Entre el pasado que regresa y el presente que se desvanece, la ciudadanía valenciana se enfrenta a un dilema que no debería ser tal. ¿De verdad esto es lo mejor que puede ofrecernos el Partido Popular? ¿Una contienda para decidir quién tiene más cadáveres políticos o morales a sus espaldas, quién robó más o quién gestionó peor? Resulta insultante que el debate se reduzca a una comparación de miserias.
Mientras tanto, la izquierda observa el espectáculo desde la grada, dividida, desorientada, y en muchos casos paralizada por sus propias pugnas internas.

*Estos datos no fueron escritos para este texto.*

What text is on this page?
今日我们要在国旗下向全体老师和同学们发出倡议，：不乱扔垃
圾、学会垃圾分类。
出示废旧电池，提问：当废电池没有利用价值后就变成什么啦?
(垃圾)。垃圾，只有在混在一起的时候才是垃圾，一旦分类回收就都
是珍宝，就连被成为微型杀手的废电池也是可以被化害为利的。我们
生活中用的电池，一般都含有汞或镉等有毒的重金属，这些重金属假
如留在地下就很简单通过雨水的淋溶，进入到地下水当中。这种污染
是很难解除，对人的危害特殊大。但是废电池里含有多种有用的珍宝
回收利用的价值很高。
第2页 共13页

Una izquierda incapaz de ofrecer un relato común, un liderazgo sólido o una alternativa convincente. Esa fragmentación no solo debilita al progresismo, sino que otorga a la derecha un poder que no se gana por méritos propios, sino por demérito ajeno. Así, los desmanes conservadores acaban naturalizándose, asumidos como males inevitables.
Y en medio del caos, agazapado, aparece VOX. Siempre dispuesto a capitalizar el desencanto, a sembrar el miedo y a vender su populismo barato como remedio a todos los males. Su estrategia es tan vieja como eficaz: bulos, mentiras y ruido, mucho ruido, para ocupar los vacíos que dejan la incompetencia y la cobardía de los demás.
El verdadero problema, por tanto, no es solo lo que sucede hoy, sino lo que se avecina. Porque cuando el pasado regresa disfrazado de presente y la oposición se diluye, el futuro se oscurece. La Comunitat Valenciana corre el riesgo de volver a ser laboratorio del cinismo político y del saqueo disfrazado de gestión. En solitario o sujeto a las imposiciones de su único socio posible VOX.
No hace falta ser adivino para prever lo que puede venir. Basta con tener memoria. Esa memoria que algunos pretenden borrar, minimizar o reescribir. Un trampantojo que nos presentan como una esperanza de futuro.
No sé si Dios nos pillará confesados, pero más nos vale estar despiertos, porque la historia —ya lo sabemos— tiende a repetirse.